Roosevelt et la mondialisation

Le «modèle québécois»


En termes absolus, on peut soutenir que la mondialisation a surtout profité aux économies américaine, chinoise et indienne. Aux États-Unis, entre 500 et 1000 milliards de dollars de plus sont injectés annuellement dans la boucle économique par la diminution des barrières au commerce international; cela représente (théoriquement, comme nous le verrons) un bénéfice de 1650 à 3300$ par famille. En Chine et en Inde, des centaines de millions d'individus ont, pour la même raison, été extraits d'un état de pauvreté confinant la plupart du temps à la misère.
Cependant, les ratés de la mondialisation - bien sûr, il y en a, et de sérieux - deviennent extrêmement voyants, eux aussi. Et ils risquent de retourner l'opinion publique bien davantage que les manifestations statutaires et souvent violentes de la "rue" auxquelles on assiste lors de la tenue de tous les forums internationaux.
Au Canada, par exemple, nous avons expérimenté au cours des dernières semaines des problèmes de qualité concernant des produits importés de Chine, ce qui a un impact sur la confiance des consommateurs. En Inde, mais surtout en Chine où le cadre politique n'est pas démocratique, la stupéfiante croissance économique entraîne de profonds brassages sociaux. Aux États-Unis, le partage très inégal des bénéfices des échanges internationaux fait renaître de virulents réflexes protectionnistes.
Ainsi, les Américains, qui alimentent largement le moteur de la mondialisation, pourraient entreprendre eux-mêmes une catastrophique fermeture commerciale des frontières.
Il faut un nouveau contrat social, un "New Deal de la mondialisation", plaident par conséquent deux professeurs américains, respectivement de science politique et d'économie, dans la dernière livraison du prestigieux et influent magazine Foreign Affairs.
Kenneth F. Scheve et Matthew J. Slaughter font évidemment allusion au New Deal du président Franklin D. Roosevelt qui, il y a trois quarts de siècle, avait lancé l'État fédéral dans la lutte aux conséquences de la crise économique.
Les deux auteurs notent que les revenus de l'écrasante majorité de la population américaine stagnent ou même reculent depuis plusieurs années, seuls les 3,6% des travailleurs les plus instruits échappant à ce sort. Par conséquent, la grogne s'installe ce que reflète la douzaine de projets législatifs visant à restreindre le commerce avec la Chine qui ont été soumis au Congrès depuis quelques mois.

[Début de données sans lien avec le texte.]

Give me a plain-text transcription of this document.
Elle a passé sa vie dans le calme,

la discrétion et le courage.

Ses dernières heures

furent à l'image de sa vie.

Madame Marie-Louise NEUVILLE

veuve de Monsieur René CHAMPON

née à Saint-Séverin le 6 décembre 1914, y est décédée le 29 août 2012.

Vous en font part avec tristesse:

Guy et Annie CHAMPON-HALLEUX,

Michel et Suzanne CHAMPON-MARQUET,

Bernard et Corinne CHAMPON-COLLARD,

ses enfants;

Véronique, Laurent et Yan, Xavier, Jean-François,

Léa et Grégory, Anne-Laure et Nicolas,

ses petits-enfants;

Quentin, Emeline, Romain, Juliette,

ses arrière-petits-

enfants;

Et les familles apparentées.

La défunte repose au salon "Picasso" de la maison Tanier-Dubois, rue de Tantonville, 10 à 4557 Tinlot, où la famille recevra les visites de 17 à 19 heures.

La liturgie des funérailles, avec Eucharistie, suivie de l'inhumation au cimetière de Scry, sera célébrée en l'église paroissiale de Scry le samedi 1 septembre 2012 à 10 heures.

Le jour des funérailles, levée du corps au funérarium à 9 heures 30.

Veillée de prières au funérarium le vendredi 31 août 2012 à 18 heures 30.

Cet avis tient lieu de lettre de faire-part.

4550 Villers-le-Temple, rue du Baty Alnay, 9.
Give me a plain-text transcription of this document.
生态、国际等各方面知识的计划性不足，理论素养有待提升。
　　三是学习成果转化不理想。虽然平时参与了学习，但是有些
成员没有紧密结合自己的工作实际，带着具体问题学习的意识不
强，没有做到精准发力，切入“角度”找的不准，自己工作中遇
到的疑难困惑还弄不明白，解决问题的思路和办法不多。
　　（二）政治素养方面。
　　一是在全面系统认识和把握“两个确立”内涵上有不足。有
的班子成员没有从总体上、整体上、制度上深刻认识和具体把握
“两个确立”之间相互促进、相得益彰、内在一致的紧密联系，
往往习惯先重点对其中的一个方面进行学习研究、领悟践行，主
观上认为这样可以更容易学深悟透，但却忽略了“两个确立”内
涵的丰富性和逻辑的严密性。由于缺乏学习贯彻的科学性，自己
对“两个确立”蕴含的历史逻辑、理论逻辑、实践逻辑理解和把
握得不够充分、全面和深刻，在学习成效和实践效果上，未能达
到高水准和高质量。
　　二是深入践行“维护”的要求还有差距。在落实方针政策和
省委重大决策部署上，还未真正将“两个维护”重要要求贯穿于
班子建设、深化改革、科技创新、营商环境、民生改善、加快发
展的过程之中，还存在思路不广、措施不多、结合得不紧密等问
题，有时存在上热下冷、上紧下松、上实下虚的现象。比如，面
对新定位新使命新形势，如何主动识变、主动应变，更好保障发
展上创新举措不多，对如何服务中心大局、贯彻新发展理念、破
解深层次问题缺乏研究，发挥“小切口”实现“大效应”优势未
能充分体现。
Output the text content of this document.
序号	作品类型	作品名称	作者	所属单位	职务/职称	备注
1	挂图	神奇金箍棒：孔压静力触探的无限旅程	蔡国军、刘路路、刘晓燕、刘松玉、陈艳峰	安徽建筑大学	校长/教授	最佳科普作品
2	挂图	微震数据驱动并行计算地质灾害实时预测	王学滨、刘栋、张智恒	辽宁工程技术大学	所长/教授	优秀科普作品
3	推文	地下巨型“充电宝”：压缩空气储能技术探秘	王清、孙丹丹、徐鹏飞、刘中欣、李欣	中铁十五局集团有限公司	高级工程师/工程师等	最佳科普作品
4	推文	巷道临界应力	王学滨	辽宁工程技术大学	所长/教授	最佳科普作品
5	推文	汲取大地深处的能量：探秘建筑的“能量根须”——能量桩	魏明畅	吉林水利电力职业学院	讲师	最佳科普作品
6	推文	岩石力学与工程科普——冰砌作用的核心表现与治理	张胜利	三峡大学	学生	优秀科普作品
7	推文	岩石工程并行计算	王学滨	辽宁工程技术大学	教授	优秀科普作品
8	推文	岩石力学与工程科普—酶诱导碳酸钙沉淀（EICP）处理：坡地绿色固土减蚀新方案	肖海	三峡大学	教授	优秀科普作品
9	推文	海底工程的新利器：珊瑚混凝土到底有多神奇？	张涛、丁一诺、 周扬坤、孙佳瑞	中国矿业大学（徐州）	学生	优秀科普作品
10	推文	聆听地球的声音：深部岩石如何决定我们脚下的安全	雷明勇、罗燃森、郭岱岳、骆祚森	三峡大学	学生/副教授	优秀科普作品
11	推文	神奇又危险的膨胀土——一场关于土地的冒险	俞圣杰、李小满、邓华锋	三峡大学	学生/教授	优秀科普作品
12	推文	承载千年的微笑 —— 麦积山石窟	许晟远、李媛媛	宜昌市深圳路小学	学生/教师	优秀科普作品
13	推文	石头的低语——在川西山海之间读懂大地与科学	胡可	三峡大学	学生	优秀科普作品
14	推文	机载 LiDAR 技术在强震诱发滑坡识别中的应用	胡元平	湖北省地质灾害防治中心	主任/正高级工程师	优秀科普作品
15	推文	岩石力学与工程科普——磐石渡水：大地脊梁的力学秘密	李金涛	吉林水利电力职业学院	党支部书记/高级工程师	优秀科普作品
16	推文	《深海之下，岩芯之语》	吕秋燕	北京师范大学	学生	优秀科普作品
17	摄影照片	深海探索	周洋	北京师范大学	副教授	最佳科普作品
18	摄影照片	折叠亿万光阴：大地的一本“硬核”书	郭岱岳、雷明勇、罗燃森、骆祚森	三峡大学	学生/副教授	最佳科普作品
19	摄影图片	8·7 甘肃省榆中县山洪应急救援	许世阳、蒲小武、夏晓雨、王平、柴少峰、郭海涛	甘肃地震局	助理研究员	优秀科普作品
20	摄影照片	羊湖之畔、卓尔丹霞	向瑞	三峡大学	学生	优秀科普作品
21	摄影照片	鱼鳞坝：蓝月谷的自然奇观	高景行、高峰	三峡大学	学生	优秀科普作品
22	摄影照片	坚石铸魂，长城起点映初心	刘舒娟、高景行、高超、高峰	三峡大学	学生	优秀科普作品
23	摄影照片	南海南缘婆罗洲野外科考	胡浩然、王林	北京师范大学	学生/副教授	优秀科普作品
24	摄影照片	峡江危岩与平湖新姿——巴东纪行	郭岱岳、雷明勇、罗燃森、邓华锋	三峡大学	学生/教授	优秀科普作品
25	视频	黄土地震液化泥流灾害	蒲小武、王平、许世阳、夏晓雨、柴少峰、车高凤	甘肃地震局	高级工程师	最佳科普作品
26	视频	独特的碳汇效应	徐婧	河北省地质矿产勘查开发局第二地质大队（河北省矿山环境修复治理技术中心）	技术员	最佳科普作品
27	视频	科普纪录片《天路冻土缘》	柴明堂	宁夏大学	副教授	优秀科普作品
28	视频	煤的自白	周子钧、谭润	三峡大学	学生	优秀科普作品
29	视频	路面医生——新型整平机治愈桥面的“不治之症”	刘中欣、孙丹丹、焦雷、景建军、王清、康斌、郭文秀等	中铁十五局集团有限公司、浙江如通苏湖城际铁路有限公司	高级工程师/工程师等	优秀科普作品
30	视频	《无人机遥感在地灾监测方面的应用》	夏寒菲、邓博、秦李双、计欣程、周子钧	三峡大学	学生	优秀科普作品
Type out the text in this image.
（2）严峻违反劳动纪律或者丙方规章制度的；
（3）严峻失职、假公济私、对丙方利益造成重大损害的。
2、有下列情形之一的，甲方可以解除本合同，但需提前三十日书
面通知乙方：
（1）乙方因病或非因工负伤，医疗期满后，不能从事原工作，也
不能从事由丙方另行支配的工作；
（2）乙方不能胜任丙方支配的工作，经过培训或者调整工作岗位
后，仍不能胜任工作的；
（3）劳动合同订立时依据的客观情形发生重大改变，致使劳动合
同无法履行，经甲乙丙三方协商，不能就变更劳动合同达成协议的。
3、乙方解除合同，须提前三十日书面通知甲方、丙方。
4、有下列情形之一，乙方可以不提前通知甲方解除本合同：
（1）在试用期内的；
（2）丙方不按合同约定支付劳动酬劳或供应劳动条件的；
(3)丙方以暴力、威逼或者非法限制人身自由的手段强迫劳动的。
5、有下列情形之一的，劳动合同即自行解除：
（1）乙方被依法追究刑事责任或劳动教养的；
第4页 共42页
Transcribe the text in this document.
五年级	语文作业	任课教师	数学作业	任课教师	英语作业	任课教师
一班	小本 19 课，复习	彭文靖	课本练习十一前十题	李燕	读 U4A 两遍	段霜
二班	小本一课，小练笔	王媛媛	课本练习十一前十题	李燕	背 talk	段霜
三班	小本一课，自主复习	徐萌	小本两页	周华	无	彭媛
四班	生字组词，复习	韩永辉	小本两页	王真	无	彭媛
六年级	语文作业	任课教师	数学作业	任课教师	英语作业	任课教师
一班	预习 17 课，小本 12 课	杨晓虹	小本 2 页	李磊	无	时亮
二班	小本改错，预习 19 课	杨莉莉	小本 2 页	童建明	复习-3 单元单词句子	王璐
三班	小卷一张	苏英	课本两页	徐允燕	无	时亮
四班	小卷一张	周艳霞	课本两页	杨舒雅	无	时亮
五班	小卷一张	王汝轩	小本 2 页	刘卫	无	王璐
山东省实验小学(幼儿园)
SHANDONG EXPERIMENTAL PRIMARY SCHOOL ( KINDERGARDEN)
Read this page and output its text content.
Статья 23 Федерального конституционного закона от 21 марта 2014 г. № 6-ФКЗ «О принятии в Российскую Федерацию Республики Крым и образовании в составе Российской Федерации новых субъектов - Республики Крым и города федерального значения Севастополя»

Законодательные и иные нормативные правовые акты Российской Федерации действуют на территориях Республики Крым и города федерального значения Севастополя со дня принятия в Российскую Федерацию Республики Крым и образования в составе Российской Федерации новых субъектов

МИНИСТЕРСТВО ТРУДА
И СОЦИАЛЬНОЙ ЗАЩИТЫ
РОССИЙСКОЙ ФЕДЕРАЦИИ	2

Les divers programmes de compensation (éducation permanente, assurance chômage et autres) mis sur pied par Washington sont insuffisants, estiment Scheve et Slaughter. Ceux-ci prônent plutôt la redistribution directe des bénéfices de la mondialisation par le biais de la fiscalité (un transfert de l'ordre de 256 milliards par année!), une proposition révolutionnaire dans un pays dont on connaît le peu de ferveur pour l'intervention étatique distributive
Cependant, il n'est pas impossible que la mondialisation ait éventuellement cet étrange effet collatéral: celui de forcer de nouvelles initiatives de solidarité au coeur de l'empire capitaliste.